Evaluation of Buccal Pedicle Flap, Connective Tissue Graft and Acellular Dermal Matrix for Volumetric Augmentation of Peri-implant Mucosa

Not Applicable

Completed

• Conditions: Soft Tissue Augmentation Around Dental Implants
• Interventions: Procedure: acellular dermal matrix; Procedure: connective tissue graft; Procedure: control group; Procedure: buccal pedicle flap

• Registration Number: NCT06479733
• Lead Sponsor: Ghada Elhusseiny

Brief Summary

The aim of the study is to evaluate the efficacy of different soft tissue grafting techniques including buccal pedicle flap alone, free connective tissue graft and acellular dermal matrix for volumetric augmentation of peri-implant mucosa during the second stage implant surgery.

Detailed Description

Soft tissue grafting around dental implants has been recommended to enhance functional, biological, and esthetic outcomes. As a thick peri-implant mucosa is of importance to prevent recession, color alterations, bone remodeling and promote "creeping attachment". Two major indications include the increase of the KM width and the increase of soft tissue volume using autogenous or alternative type grafts.

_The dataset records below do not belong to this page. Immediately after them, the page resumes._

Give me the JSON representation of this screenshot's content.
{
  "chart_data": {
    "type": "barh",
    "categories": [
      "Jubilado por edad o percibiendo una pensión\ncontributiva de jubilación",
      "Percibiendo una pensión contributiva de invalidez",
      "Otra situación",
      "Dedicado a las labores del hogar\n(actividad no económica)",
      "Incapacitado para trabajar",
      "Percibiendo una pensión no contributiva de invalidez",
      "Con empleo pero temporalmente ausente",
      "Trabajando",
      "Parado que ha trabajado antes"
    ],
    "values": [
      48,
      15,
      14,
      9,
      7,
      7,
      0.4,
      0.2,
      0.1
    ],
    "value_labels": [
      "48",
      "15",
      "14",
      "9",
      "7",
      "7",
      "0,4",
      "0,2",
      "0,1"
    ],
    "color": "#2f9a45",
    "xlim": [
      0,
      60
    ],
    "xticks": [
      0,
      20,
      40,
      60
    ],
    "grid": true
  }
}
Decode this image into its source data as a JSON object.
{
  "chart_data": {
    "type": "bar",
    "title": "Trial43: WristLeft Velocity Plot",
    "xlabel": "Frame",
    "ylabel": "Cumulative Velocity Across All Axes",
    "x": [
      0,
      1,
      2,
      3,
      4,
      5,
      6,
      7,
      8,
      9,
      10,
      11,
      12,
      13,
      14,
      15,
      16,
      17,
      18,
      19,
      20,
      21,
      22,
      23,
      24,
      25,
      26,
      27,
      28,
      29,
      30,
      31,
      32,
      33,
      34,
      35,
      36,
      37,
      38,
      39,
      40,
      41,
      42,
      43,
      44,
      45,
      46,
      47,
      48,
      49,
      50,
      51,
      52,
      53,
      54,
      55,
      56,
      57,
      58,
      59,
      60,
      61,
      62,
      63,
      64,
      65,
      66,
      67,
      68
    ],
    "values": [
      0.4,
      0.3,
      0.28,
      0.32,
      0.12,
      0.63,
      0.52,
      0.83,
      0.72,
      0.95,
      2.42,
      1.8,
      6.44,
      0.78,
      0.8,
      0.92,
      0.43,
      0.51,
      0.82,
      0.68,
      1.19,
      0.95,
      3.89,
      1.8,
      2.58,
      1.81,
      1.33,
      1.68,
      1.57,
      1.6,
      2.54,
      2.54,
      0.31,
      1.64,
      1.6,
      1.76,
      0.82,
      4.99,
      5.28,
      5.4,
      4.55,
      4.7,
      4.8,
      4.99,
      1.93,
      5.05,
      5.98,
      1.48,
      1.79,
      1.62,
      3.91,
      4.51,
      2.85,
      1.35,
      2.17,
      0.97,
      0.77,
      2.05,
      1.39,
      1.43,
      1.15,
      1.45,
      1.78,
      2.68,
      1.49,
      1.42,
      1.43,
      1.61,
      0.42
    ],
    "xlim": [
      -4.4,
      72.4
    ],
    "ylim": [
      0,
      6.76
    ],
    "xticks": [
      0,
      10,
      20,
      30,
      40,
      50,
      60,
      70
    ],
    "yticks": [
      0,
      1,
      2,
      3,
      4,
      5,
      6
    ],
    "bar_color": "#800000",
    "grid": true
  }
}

Several techniques have been proposed to augment the volume of the mucosa to achieve the so-called pink esthetics: connective tissue grafts, lyophilized allogenic soft tissue grafts, porcine collagen matrix, free gingival grafts, a combination of grafting and vestibuloplasty, strip gingival autografts, tissue engineered fibroblasts, allograft, collagen matrices, and the use of the buccal pedicle flap.

Among surgical techniques, the proposed modified buccal pedicle flap was demonstrated to perform well in terms of decreased morbidity, maintenance of blood supply, stabilization of the pedicle, superior haemostasis, and speed of treatment. However, a possible drawback may be related to the original thickness of the flap since a thin mucosa phenotype may be more prompt to perforation when in contact with a cross-linked collagen matrix.

The autologous subepithelial connective tissue graft (sCTG) is generally regarded as the gold standard for soft tissue augmentation around natural teeth and dental implants. However, harvesting an autologous soft tissue graft necessarily entails additional preoperative preparation, a second surgical site, longer operative duration, and increased morbidity, regardless of the surgical technique employed and the expertise of the operator.

Another alternative for autogenous grafting is the acellular dermal matrix (ADM) allograft that is derived from human skin. ADM, originally used for treating burn wounds , is an epithelium free, freeze-dried matrix containing types I and III collagen bundles where elastic fibers are its main components . ADM acts as a bioactive scaffold that integrates in host tissue and permits the migration of fibroblasts and epithelial and endothelial cells through vascular channels of the recipient sites . Since its initial use, ADM has been widely used in dental practice, in particular for soft tissue grafting of gingival recession or to change the quality of peri-implant/teeth mucosa.

Study Timeline

• Study Start: 2023-06-01
• Primary Completion: 2024-05-15
• Status Verified: 2024-06
• Study Completion: 2024-06-22
• Study First Submitted: 2024-06-23
• Study First Submitted QC: 2024-06-23
• Last Update Submitted: 2024-06-23
• Study First Posted: 2024-06-28
• Last Update Posted: 2024-06-28

Recruitment & Eligibility

• Status: COMPLETED
• Sex: All
• Target Recruitment: 28

Inclusion Criteria

• Patient age : above 20 years with single or multiple edentulous spaces
• Healthy periodontium.
• Thin periodontal phenotype.
• Non smoker.
• Adequate amount of basal bone to achieve primary stability.
• Patient who is able to understand and sign a written consent.
• Patient with good oral hygiene measures and plaque index<1

Exclusion Criteria

• • Presence of systemic , local disease or any medication that would compromise healing.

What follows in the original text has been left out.